The staff of O'Reilly & Associates was a pleasure to work with. Adrian Nye provided editorial guidance and oversight and is really the one to whom Software Portability with imake owes its existence (the book was his idea; I just wrote it).

For the first edition, Laura Parker Roerden copyedited what must have seemed an intractable thicket of words and managed final production with the indispensable help of Clairemarie Fisher O'Leary. Lenny Muellner fielded a constant stream of troff questions. Ellie Cutler wrote the index. Jennifer Niederst provided design support. Jeff Robbins produced the figures. And Edie Freedman designed the book and the cover with that marvelous snake. For the reprint of this handbook, Nicole Gipson entered new edits, Chris Reilley designed the figure for the new appendix, and Chris Tong prepared the index.

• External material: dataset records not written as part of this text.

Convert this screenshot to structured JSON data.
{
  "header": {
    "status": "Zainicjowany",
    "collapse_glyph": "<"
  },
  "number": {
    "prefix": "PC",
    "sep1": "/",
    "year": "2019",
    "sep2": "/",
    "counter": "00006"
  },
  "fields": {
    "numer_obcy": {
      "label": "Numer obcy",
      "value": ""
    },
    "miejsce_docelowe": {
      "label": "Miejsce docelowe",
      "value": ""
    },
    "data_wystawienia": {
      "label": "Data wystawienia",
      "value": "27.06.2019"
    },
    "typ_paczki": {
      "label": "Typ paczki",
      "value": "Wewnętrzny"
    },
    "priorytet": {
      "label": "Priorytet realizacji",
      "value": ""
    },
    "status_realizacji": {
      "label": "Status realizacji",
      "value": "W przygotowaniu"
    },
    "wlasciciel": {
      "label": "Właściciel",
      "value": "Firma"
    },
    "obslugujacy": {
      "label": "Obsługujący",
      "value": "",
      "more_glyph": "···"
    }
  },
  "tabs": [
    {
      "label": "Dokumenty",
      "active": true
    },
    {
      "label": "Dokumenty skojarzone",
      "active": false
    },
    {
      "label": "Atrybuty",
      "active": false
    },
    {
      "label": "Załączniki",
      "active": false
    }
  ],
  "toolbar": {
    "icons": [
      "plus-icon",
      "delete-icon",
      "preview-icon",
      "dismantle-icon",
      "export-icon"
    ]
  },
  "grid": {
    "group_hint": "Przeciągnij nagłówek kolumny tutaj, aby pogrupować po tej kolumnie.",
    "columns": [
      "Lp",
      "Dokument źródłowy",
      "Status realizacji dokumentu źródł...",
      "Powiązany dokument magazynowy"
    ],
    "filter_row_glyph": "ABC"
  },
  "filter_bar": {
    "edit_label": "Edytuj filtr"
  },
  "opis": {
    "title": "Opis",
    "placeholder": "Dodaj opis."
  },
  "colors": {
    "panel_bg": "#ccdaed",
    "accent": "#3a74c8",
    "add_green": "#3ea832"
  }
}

For the second edition, Gigi Estabrook pulled the various pieces together, and Clairemarie Fisher O'Leary coordinated the production. David Sewell copyedited the manuscript, and Nancy Kotary and Evan Garcia made the edits. Seth Maislin helped to update the index. Lenny Muellner fielded yet more troff questions, and Chris Reilley did the figures.

Most of all I'd like to thank my wife Karen, who endured author's-widow tribulations with considerable grace and understanding. And patience; she listened while I rehearsed often and at length my thoughts about the topics in this book, even though she "cared for none of those things." This was invaluable in helping me sort out what I was trying to write. Her contribution was significant, and greatly appreciated.